This is a review of "The Human Touch" recorded by Heads We Dance. The review was written by Jessica Thornsby in 2008.

'The Human Touch' by Heads We Dance is five minutes of industrial-tinged electro with futuristic synths and robotic noises aplenty, and a modest amount of addictive beats. However, in this genre, repetition is the name of the game, and 'The Human Touch' doesn't have enough hooks to keep its looped samples interesting. 'The Human Touch' also occupies an awkward halfway point, lacking that driving dance beat that would fill out club dance floors, and always falling just a few distorted synths short of being a trippy, electro head-bender.

The frequent 'comedown' interludes are Ibiza-chillout-by-numbers, with the obligatory echoey piano and heartbeat sound effects.

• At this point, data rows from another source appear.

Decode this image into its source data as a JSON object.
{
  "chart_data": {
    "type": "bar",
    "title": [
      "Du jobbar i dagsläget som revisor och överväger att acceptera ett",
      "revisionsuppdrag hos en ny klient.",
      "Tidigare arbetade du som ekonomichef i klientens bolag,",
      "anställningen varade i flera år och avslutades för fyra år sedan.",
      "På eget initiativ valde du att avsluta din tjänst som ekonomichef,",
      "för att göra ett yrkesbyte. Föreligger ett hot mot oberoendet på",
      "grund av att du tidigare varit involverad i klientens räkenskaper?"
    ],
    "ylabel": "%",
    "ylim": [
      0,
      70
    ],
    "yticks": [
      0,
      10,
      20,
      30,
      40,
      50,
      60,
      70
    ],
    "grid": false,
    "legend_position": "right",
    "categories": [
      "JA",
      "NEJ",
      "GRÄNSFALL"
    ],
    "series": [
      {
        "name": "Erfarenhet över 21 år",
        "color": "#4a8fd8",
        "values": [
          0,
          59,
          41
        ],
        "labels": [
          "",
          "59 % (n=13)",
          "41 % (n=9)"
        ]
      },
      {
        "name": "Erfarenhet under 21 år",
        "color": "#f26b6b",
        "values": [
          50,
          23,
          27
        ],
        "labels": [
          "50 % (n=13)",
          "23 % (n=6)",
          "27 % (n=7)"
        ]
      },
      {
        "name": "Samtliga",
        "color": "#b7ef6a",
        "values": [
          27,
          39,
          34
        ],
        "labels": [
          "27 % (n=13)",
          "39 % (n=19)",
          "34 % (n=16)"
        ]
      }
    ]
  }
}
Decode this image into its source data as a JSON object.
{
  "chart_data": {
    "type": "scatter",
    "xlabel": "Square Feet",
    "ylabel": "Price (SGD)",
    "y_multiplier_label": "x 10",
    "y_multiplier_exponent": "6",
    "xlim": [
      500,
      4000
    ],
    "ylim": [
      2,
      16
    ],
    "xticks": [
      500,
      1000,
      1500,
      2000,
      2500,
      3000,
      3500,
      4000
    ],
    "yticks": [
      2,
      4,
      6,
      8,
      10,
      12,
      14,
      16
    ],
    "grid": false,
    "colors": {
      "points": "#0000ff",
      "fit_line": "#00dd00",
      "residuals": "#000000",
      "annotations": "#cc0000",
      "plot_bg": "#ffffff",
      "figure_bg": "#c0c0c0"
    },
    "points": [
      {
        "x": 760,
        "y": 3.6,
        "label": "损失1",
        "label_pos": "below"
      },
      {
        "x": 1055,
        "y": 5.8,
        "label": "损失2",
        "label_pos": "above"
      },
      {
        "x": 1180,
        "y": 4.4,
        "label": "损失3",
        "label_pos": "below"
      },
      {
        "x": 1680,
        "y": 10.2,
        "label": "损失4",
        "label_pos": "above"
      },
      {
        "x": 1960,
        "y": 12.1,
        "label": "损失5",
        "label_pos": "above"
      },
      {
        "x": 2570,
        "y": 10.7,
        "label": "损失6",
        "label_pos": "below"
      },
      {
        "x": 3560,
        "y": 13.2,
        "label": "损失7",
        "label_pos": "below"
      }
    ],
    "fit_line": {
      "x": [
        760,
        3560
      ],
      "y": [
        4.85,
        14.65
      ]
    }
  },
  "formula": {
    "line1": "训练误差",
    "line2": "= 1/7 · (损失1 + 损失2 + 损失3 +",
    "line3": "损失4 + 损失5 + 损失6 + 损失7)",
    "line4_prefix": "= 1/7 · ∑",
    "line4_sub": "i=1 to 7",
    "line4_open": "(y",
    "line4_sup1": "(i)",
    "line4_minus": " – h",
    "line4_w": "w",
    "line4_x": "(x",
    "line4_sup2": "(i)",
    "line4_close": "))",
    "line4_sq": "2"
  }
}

B-side 'You Are Never Alone With Model 21' takes the space-aged electro of 'The Human Touch' and shoehorns in a catchy pop chorus that gives this song some serious appeal. This is laid over a cheesy, old school disco beat that's guaranteed to stick in your head for days. However, again it's difficult to fathom what effect Heads We Dance were aiming for with the neither-here-nor-there electro backing track: it's too subtle to be a dancefloor-filler, and it's slightly too lively to be a chillout anthem. The sparse synths are occasionally bulked up with atmospheric, celestial-sounding synths, which see 'You Are Never Alone...' edge towards becoming pleasantly heady electro. However, it never quite makes the commitment and always drifts back to light-electro territory.

For the most part, this two track disc doesn't seem sure of how it wants to sound and, in the end, it fails to make a definite impression because of this. It's catchy enough, but its awkwardly middle-of-the-road sound works against it.